I have an application that's been running in one region for years with a manually-configured VPC, but recently I updated the security groups to be managed by CloudFormation. The security group template referenced the VPC ID with a parameter that was passed in:
VpcId: !Ref VpcId
When I redeployed my application to another region, I created the VPC with CloudFormation and I modified my security group template to reference that VPC using an output variable:
VpcId: !ImportValue
Fn::Sub: '${VPCStackName}-VPC'
The problem now is that I can't use this security group template for my original deployment.
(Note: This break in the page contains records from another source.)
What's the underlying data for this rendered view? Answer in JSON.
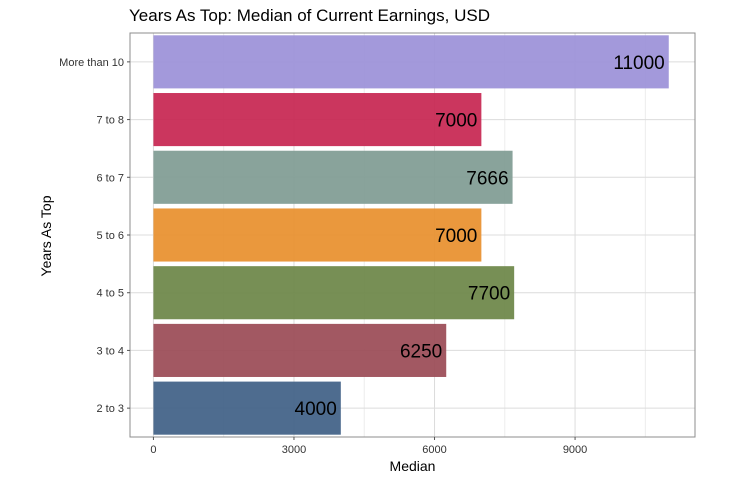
{
  "chart_data": {
    "type": "bar",
    "orientation": "horizontal",
    "title": "Years As Top: Median of Current Earnings, USD",
    "xlabel": "Median",
    "ylabel": "Years As Top",
    "categories": [
      "2 to 3",
      "3 to 4",
      "4 to 5",
      "5 to 6",
      "6 to 7",
      "7 to 8",
      "More than 10"
    ],
    "values": [
      4000,
      6250,
      7700,
      7000,
      7666,
      7000,
      11000
    ],
    "data_labels": [
      "4000",
      "6250",
      "7700",
      "7000",
      "7666",
      "7000",
      "11000"
    ],
    "colors": [
      "#3f5f86",
      "#9a4a55",
      "#6b8646",
      "#e88f2c",
      "#7f9b93",
      "#c72550",
      "#9b90d8"
    ],
    "xlim": [
      -500,
      11560
    ],
    "xticks": [
      0,
      3000,
      6000,
      9000
    ],
    "xtick_labels": [
      "0",
      "3000",
      "6000",
      "9000"
    ],
    "grid": true,
    "legend": "none"
  }
}
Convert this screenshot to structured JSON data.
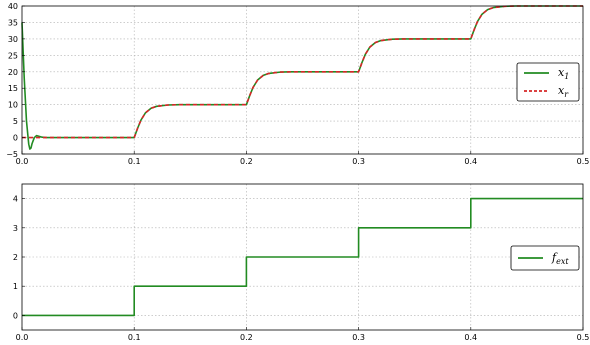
{
  "chart_data": [
    {
      "type": "line",
      "title": "",
      "xlabel": "",
      "ylabel": "",
      "xlim": [
        0.0,
        0.5
      ],
      "ylim": [
        -5,
        40
      ],
      "xticks": [
        "0.0",
        "0.1",
        "0.2",
        "0.3",
        "0.4",
        "0.5"
      ],
      "yticks": [
        "−5",
        "0",
        "5",
        "10",
        "15",
        "20",
        "25",
        "30",
        "35",
        "40"
      ],
      "grid": true,
      "legend_position": "right",
      "series": [
        {
          "name": "x1",
          "color": "#228b22",
          "style": "solid",
          "x": [
            0.0,
            0.002,
            0.004,
            0.006,
            0.007,
            0.008,
            0.009,
            0.011,
            0.013,
            0.015,
            0.018,
            0.022,
            0.1,
            0.103,
            0.106,
            0.11,
            0.115,
            0.12,
            0.13,
            0.14,
            0.2,
            0.203,
            0.206,
            0.21,
            0.215,
            0.22,
            0.23,
            0.24,
            0.3,
            0.303,
            0.306,
            0.31,
            0.315,
            0.32,
            0.33,
            0.34,
            0.4,
            0.403,
            0.406,
            0.41,
            0.415,
            0.42,
            0.43,
            0.44,
            0.5
          ],
          "y": [
            35,
            18,
            5,
            -2,
            -3.5,
            -3.2,
            -1.8,
            0,
            0.6,
            0.4,
            0.1,
            0,
            0,
            2.8,
            5.3,
            7.5,
            8.9,
            9.5,
            9.9,
            10,
            10,
            12.8,
            15.3,
            17.5,
            18.9,
            19.5,
            19.9,
            20,
            20,
            22.8,
            25.3,
            27.5,
            28.9,
            29.5,
            29.9,
            30,
            30,
            32.8,
            35.3,
            37.5,
            38.9,
            39.5,
            39.9,
            40,
            40
          ]
        },
        {
          "name": "xr",
          "color": "#d62728",
          "style": "dashed",
          "x": [
            0.0,
            0.1,
            0.103,
            0.106,
            0.11,
            0.115,
            0.12,
            0.13,
            0.14,
            0.2,
            0.203,
            0.206,
            0.21,
            0.215,
            0.22,
            0.23,
            0.24,
            0.3,
            0.303,
            0.306,
            0.31,
            0.315,
            0.32,
            0.33,
            0.34,
            0.4,
            0.403,
            0.406,
            0.41,
            0.415,
            0.42,
            0.43,
            0.44,
            0.5
          ],
          "y": [
            0,
            0,
            2.8,
            5.3,
            7.5,
            8.9,
            9.5,
            9.9,
            10,
            10,
            12.8,
            15.3,
            17.5,
            18.9,
            19.5,
            19.9,
            20,
            20,
            22.8,
            25.3,
            27.5,
            28.9,
            29.5,
            29.9,
            30,
            30,
            32.8,
            35.3,
            37.5,
            38.9,
            39.5,
            39.9,
            40,
            40
          ]
        }
      ]
    },
    {
      "type": "line",
      "title": "",
      "xlabel": "",
      "ylabel": "",
      "xlim": [
        0.0,
        0.5
      ],
      "ylim": [
        -0.5,
        4.5
      ],
      "xticks": [
        "0.0",
        "0.1",
        "0.2",
        "0.3",
        "0.4",
        "0.5"
      ],
      "yticks": [
        "0",
        "1",
        "2",
        "3",
        "4"
      ],
      "grid": true,
      "legend_position": "right",
      "series": [
        {
          "name": "fext",
          "color": "#228b22",
          "style": "solid",
          "x": [
            0.0,
            0.1,
            0.1,
            0.2,
            0.2,
            0.3,
            0.3,
            0.4,
            0.4,
            0.5
          ],
          "y": [
            0,
            0,
            1,
            1,
            2,
            2,
            3,
            3,
            4,
            4
          ]
        }
      ]
    }
  ],
  "legend": {
    "top": [
      {
        "symbol": "x",
        "sub": "1"
      },
      {
        "symbol": "x",
        "sub": "r"
      }
    ],
    "bottom": [
      {
        "symbol": "f",
        "sub": "ext"
      }
    ]
  }
}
I tried creating a dummy template that pretended to be a VPC stack:
AWSTemplateFormatVersion: "2010-09-09"
Description: "Network: VPC (dummy stack)"
Parameters:
VPCId:
Type: String
Description: >
VPC ID
Resources:
# Templates require a resource, create a dummy one
NullResource:
Type: AWS::CloudFormation::WaitConditionHandle
Outputs:
VPC:
Description: VPC ID
Value: !Ref VPCId
Export:
Name: !Sub "${AWS::StackName}-VPC"
However, when I pointed the security group stack at it, the changeset showed that all of my security groups would be replaced even though the value of the VPC ID didn't change -- only the way it was supplied.
Any other suggestions for how I can deal with this situation? I thought this idea was pretty clever, but maybe too clever for CloudFormation.